Autor książek wierszem i prozą Maciej Bobula zabiera nas w świat dzieciństwa oglądanego przez ramię. W jego najnowszym tomie znajdziemy więc słodkie czereśnie, ale też martwe zwierzęta, przemoc, wspomnienia filmów, których nie da się zapomnieć i nieustannie powracającą śmierć. „Pustko” zwabia czytelników bajkową stroną wizualną, rysunkami z zeszytów, które, jak wiersze Bobuli, chwytają moment, emocję, afekt. Chwilę później oddaje głos Człowiekowi Słoniowi z filmu Davida Lyncha, a ten wyznaje: – „świat był mi koszmarem” mówi bohater wiersza Bobuli. Bo cierpienie i śmierć to główne postaci tej książki. Bobula pisze poezję szczątków, w której los ludzi nie góruje wcale nad losem zwierząt. Poznajemy tu koty, jeże, psy. Język „Pustko” to połączenie tradycji, ludowej melodii i polskości z nowoczesnością, rapem. Zawołanie „mordo” spotyka tu „mord”, jest jego sąsiadem. Nie wiadomo tylko czy tym dobrym czy złym. Wiersze Macieja Bobuli się nie kończą, rozmawiają ze sobą, opowieść zmienia na chwilę temat i nastrój. Jesteśmy na wsi, w klasie, jesteśmy na podwórku, jesteśmy na pogrzebie, jesteśmy w kosmosie. Jest o dzieciństwie, samobójstwie, płci, planecie i kolonializmie. Raperka Little Simz występuje tu na jednej scenie z ofiarami polskich pogromów. To poezja obrazów odzyskanych. Trwalszych niż ziemia.
Wznowienie debiutu poetyckiego Macieja Bobuli, który przyniósł autorowi w 2019 Wrocławską Nagrodę Poetycką Silesius i stał się okazją do wykonania gestu bezprecedensowego. Wspólnie z pozostałymi nominowanymi do Silesiusa – Michałem Domagalskim i Janem Rojewskim – poeta zadecydował o podziale nagrody, co zainicjowało trend widoczny obecnie w wielu wyróżnieniach literackich – by finansowo nagradzać także nominowanych.

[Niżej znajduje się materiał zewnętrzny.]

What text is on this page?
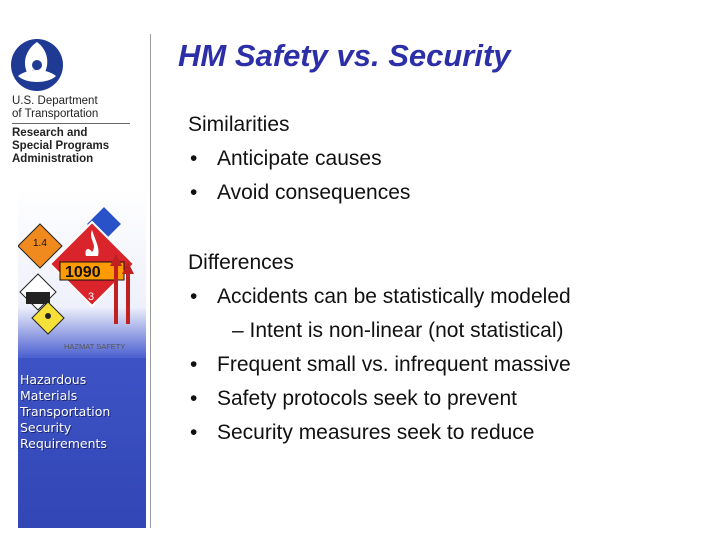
U.S. Department
of Transportation
Research and
Special Programs
Administration
1.4
1090
3
HAZMAT SAFETY
Hazardous
Materials
Transportation
Security
Requirements
HM Safety vs. Security
Similarities
• Anticipate causes
• Avoid consequences
Differences
• Accidents can be statistically modeled
– Intent is non-linear (not statistical)
• Frequent small vs. infrequent massive
• Safety protocols seek to prevent
• Security measures seek to reduce
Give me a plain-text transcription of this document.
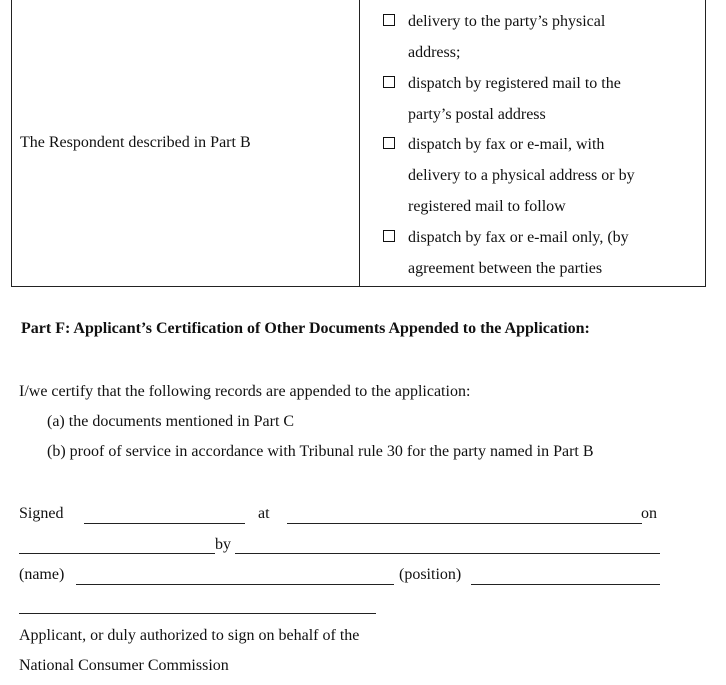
The Respondent described in Part B
delivery to the party’s physical
address;
dispatch by registered mail to the
party’s postal address
dispatch by fax or e-mail, with
delivery to a physical address or by
registered mail to follow
dispatch by fax or e-mail only, (by
agreement between the parties
Part F: Applicant’s Certification of Other Documents Appended to the Application:
I/we certify that the following records are appended to the application:
(a) the documents mentioned in Part C
(b) proof of service in accordance with Tribunal rule 30 for the party named in Part B
Signed	at	on
by
(name)	(position)
Applicant, or duly authorized to sign on behalf of the
National Consumer Commission
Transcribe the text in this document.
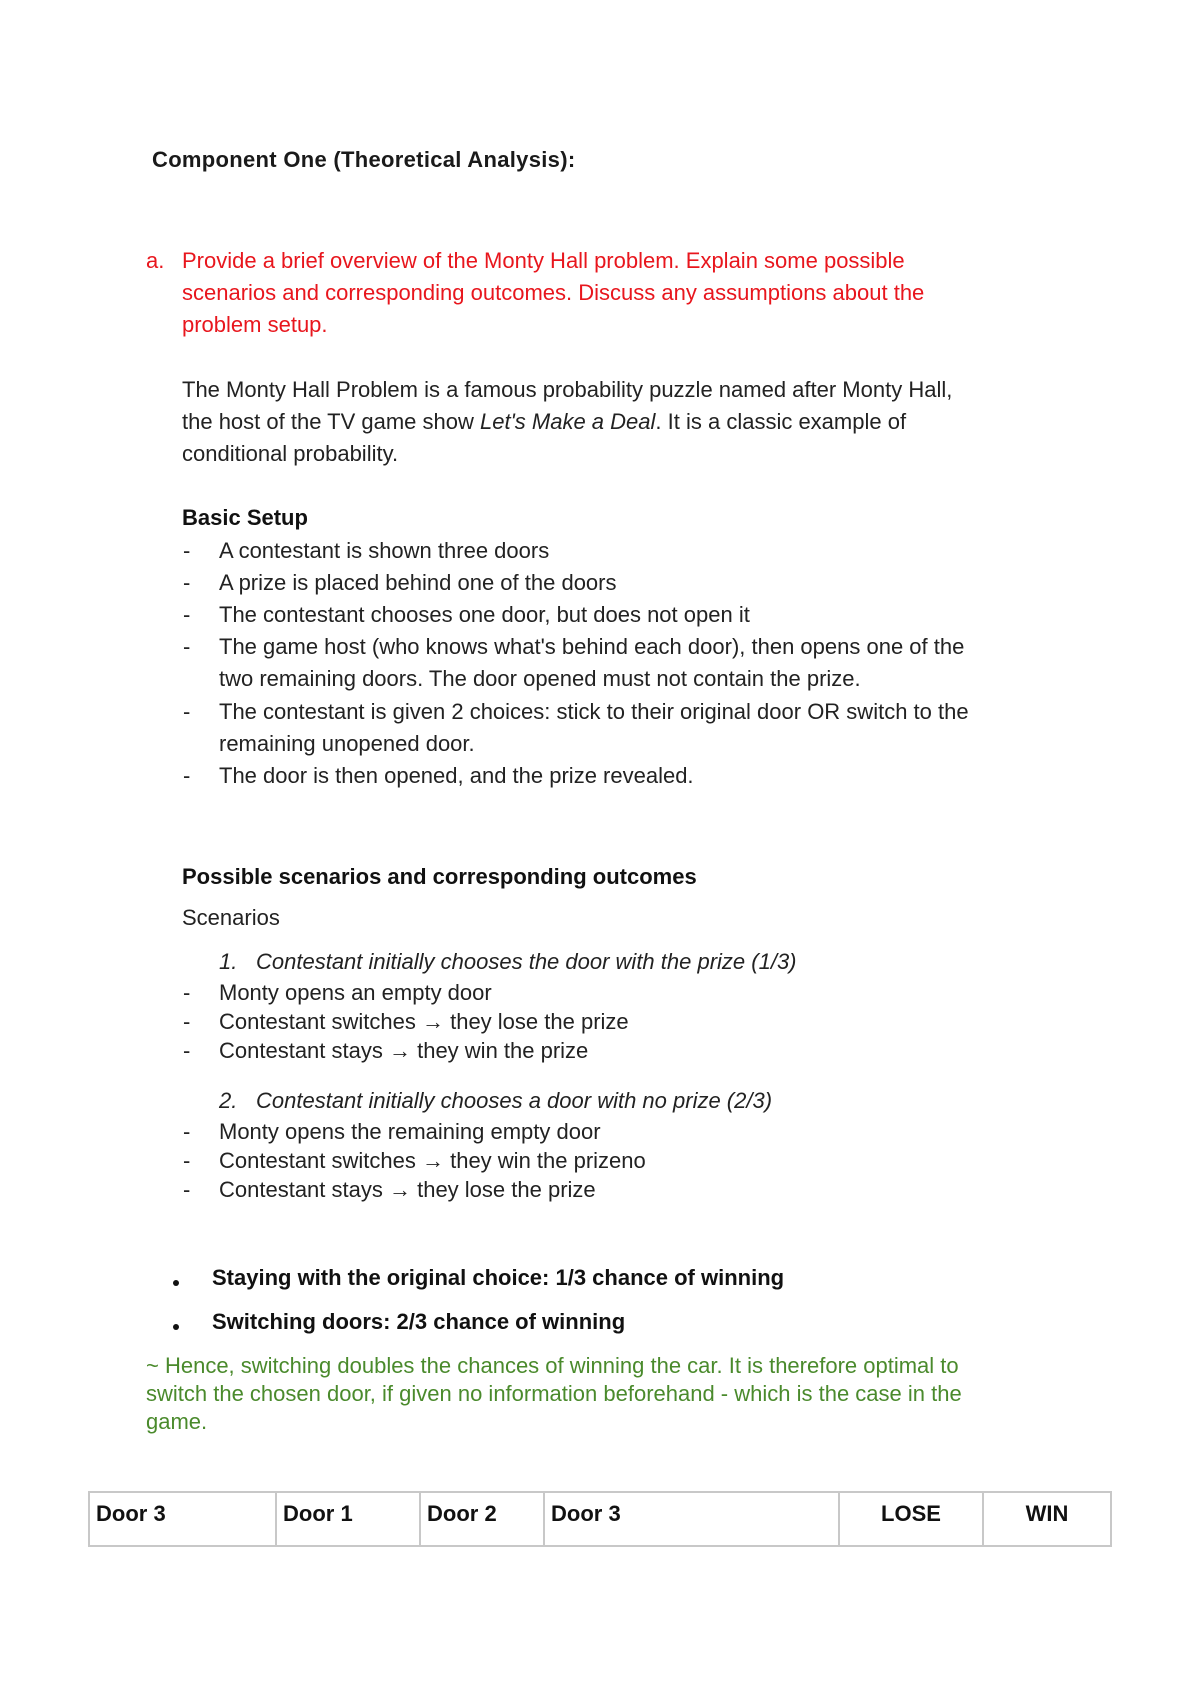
Component One (Theoretical Analysis):
a. Provide a brief overview of the Monty Hall problem. Explain some possible
scenarios and corresponding outcomes. Discuss any assumptions about the
problem setup.
The Monty Hall Problem is a famous probability puzzle named after Monty Hall,
the host of the TV game show Let's Make a Deal. It is a classic example of
conditional probability.
Basic Setup
- A contestant is shown three doors
- A prize is placed behind one of the doors
- The contestant chooses one door, but does not open it
- The game host (who knows what's behind each door), then opens one of the
two remaining doors. The door opened must not contain the prize.
- The contestant is given 2 choices: stick to their original door OR switch to the
remaining unopened door.
- The door is then opened, and the prize revealed.
Possible scenarios and corresponding outcomes
Scenarios
1. Contestant initially chooses the door with the prize (1/3)
- Monty opens an empty door
- Contestant switches → they lose the prize
- Contestant stays → they win the prize
2. Contestant initially chooses a door with no prize (2/3)
- Monty opens the remaining empty door
- Contestant switches → they win the prizeno
- Contestant stays → they lose the prize
Staying with the original choice: 1/3 chance of winning
Switching doors: 2/3 chance of winning
~ Hence, switching doubles the chances of winning the car. It is therefore optimal to
switch the chosen door, if given no information beforehand - which is the case in the
game.
Door 3	Door 1	Door 2	Door 3	LOSE	WIN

A co można powiedzieć o debiutanckiej poezji Bobuli? Z jednej strony „wsie, animalia, miscellanea” wpisują się w tak popularny wśród młodszych twórców nurt poezji społecznie zaangażowanej, kreśląc panoramę socjologiczną miejsc znanych autorowi z autopsji. Z drugiej eksplorowana jest tu przestrzeń, która w 2018 była poetycko jakby niezagospodarowana, czyli tytułowe wsie, a dalej prowincje i miasteczka, do których ostatnie PKS-y docierały z końcem lat 90-tych. Można zaryzykować stwierdzenie, że przed debiutem Bobuli współczesna poezja polska skupiała się na dwóch obszarach – dużych miastach i przyrodzie, zaniedbując czy wręcz ignorując przestrzeń, w której mieszka ogromna część obywatelek i obywateli naszego kraju. „wsie…” zainicjowały trend, który teraz wyraźnie widoczny jest na naszej scenie poetyckiej. Nie uświadczymy tu jednak idealizowania prowincji, nadania jej wymiaru krainy na wpół magicznej (co charakterystyczne jest dla książek poetyckich skupiających się na przyrodzie), poezja Bobuli wolna jest też od epatowania brutalnością w ukazywaniu problemów społecznych (alkoholizm, stosunek do zwierząt i przyrody), czy przesyconych konserwatyzmem relacji międzyludzkich. Autor przypomina tu w pewnym sensie reportera, który stara się być w jak największym stopniu niedostrzegalny, może z wyjątkiem zabiegów literackich, gdy sceny trudne równoważone są świetnie podanym humorem. Możliwe, że właśnie to stanowi najmocniejszą stronę książki Bobuli.